Could it be palmoplantar pustulosis?
When dealing with psoriasis of the foot you could have palmoplantar pustulosis. Severe pain when walking, plaque and scales on the soles of the foot or bleeding from cracks on the feet are all symptoms of palmoplantar psoriasis. This makes it difficult to perform daily activities, including walking. Wearing shoes, driving and walking are horribly painful with flares.
Most cases can be treated topically with ointments and other topical therapies. Wet therapy and phototherapy are also viable options for treatment. In more severe cases, you will have to do whole body treatments that could include medication, see your doctor. Soaking your feet, then covering them with topical like petroleum jelly and then socks are good ways to lock in moisture. To add comfort while walking you may need to use the benefit of thick or padded socks and soles. Again, in more severe cases you may have to visit your doctor or a podiatrist and develop a plan for treating your feet.

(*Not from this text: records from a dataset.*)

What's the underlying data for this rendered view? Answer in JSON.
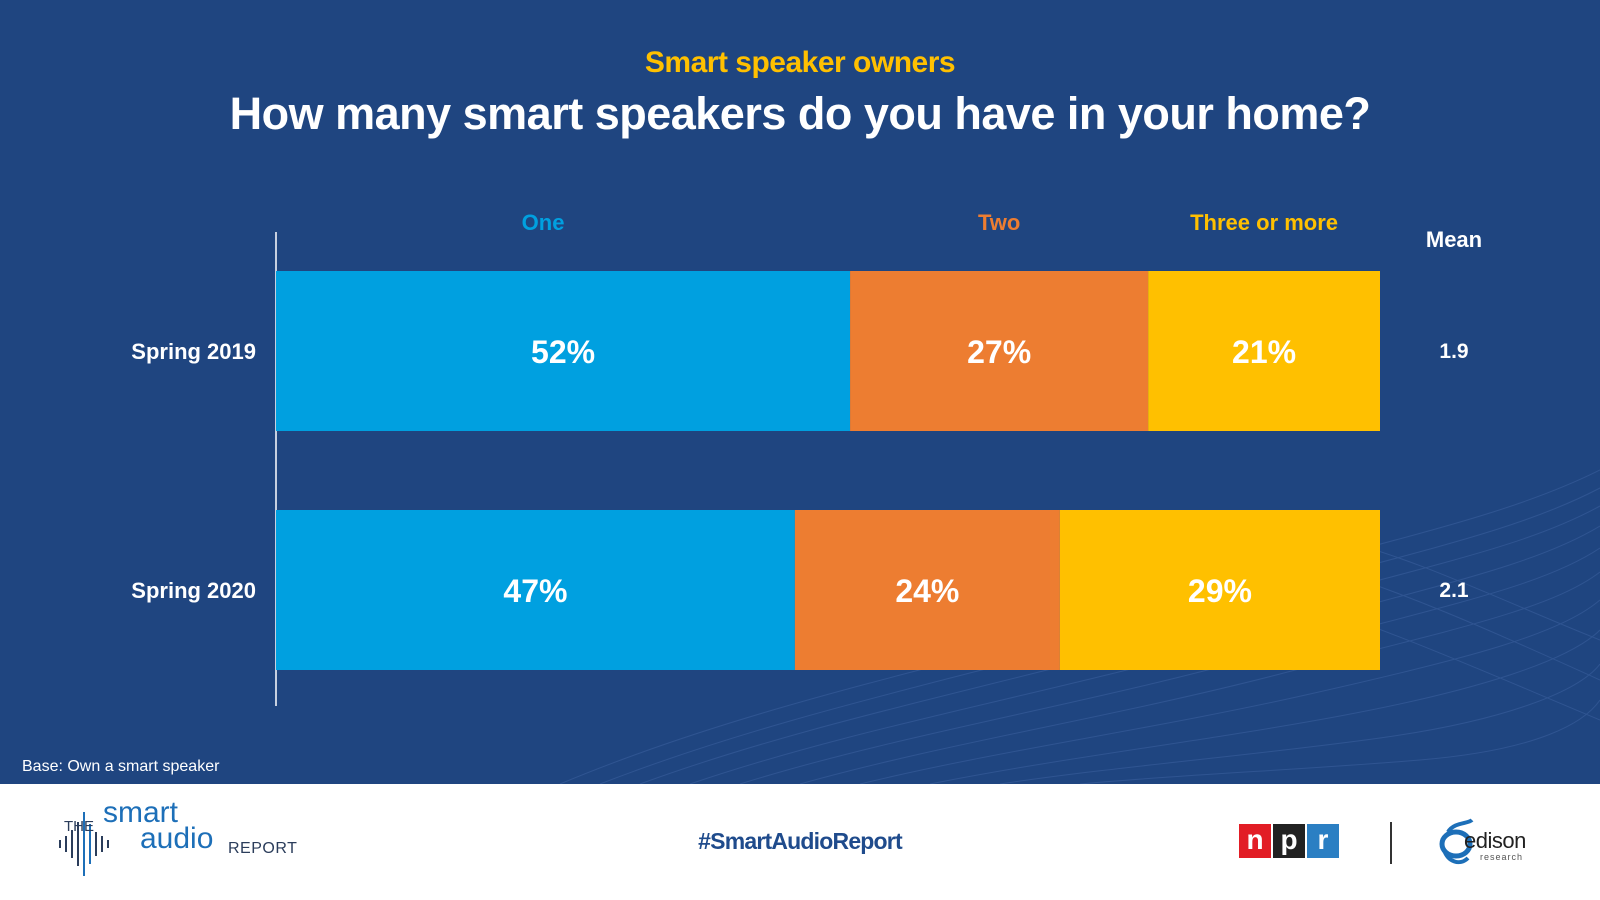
{
  "header": {
    "subtitle": "Smart speaker owners",
    "title": "How many smart speakers do you have in your home?"
  },
  "chart_data": {
    "type": "bar",
    "orientation": "horizontal",
    "stacked": true,
    "categories": [
      "Spring 2019",
      "Spring 2020"
    ],
    "series": [
      {
        "name": "One",
        "values": [
          52,
          47
        ],
        "labels": [
          "52%",
          "47%"
        ],
        "color": "#00a0e0"
      },
      {
        "name": "Two",
        "values": [
          27,
          24
        ],
        "labels": [
          "27%",
          "24%"
        ],
        "color": "#ed7d31"
      },
      {
        "name": "Three or more",
        "values": [
          21,
          29
        ],
        "labels": [
          "21%",
          "29%"
        ],
        "color": "#ffc000"
      }
    ],
    "mean_header": "Mean",
    "means": [
      "1.9",
      "2.1"
    ],
    "xlim": [
      0,
      100
    ],
    "legend_position": "top",
    "grid": false
  },
  "note": "Base: Own a smart speaker",
  "footer": {
    "logo_the": "THE",
    "logo_smart": "smart",
    "logo_audio": "audio",
    "logo_report": "REPORT",
    "hashtag": "#SmartAudioReport",
    "npr_letters": [
      "n",
      "p",
      "r"
    ],
    "npr_colors": [
      "#e21d25",
      "#222222",
      "#2b7fc3"
    ],
    "edison_name": "edison",
    "edison_sub": "research"
  },
  "colors": {
    "background": "#1f4580",
    "accent": "#ffc000"
  }
}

Stay dedicated to your treatment plan
The main thing when dealing with psoriasis on the feet is realizing that it requires special attention. Not having full use of your feet and the mobility you need can impact your quality of life. The physical aspects of pain, cracking and bleeding can make it harder to treat but not impossible. You must be diligent in your efforts and methods and stay dedicated to the process. The emotional burdens are hard enough but sometimes disruption of work, walking and daily life can strain you emotionally.
Get proper counseling and support to ensure you have success with your treatments. Don’t be afraid to reach out to your health officials for assistance with treatments or questions. They can also intercede as advocates for you at your workplace, educating employers about this disease. This is especially important if your psoriasis on your feet affects your work.
Your feet work hard; they are always in constant use, which puts a lot of wear and tears on them. Remember to wear comfortable shoes and soak your feet in warm water each day; and moisturize, moisturize, moisturize!!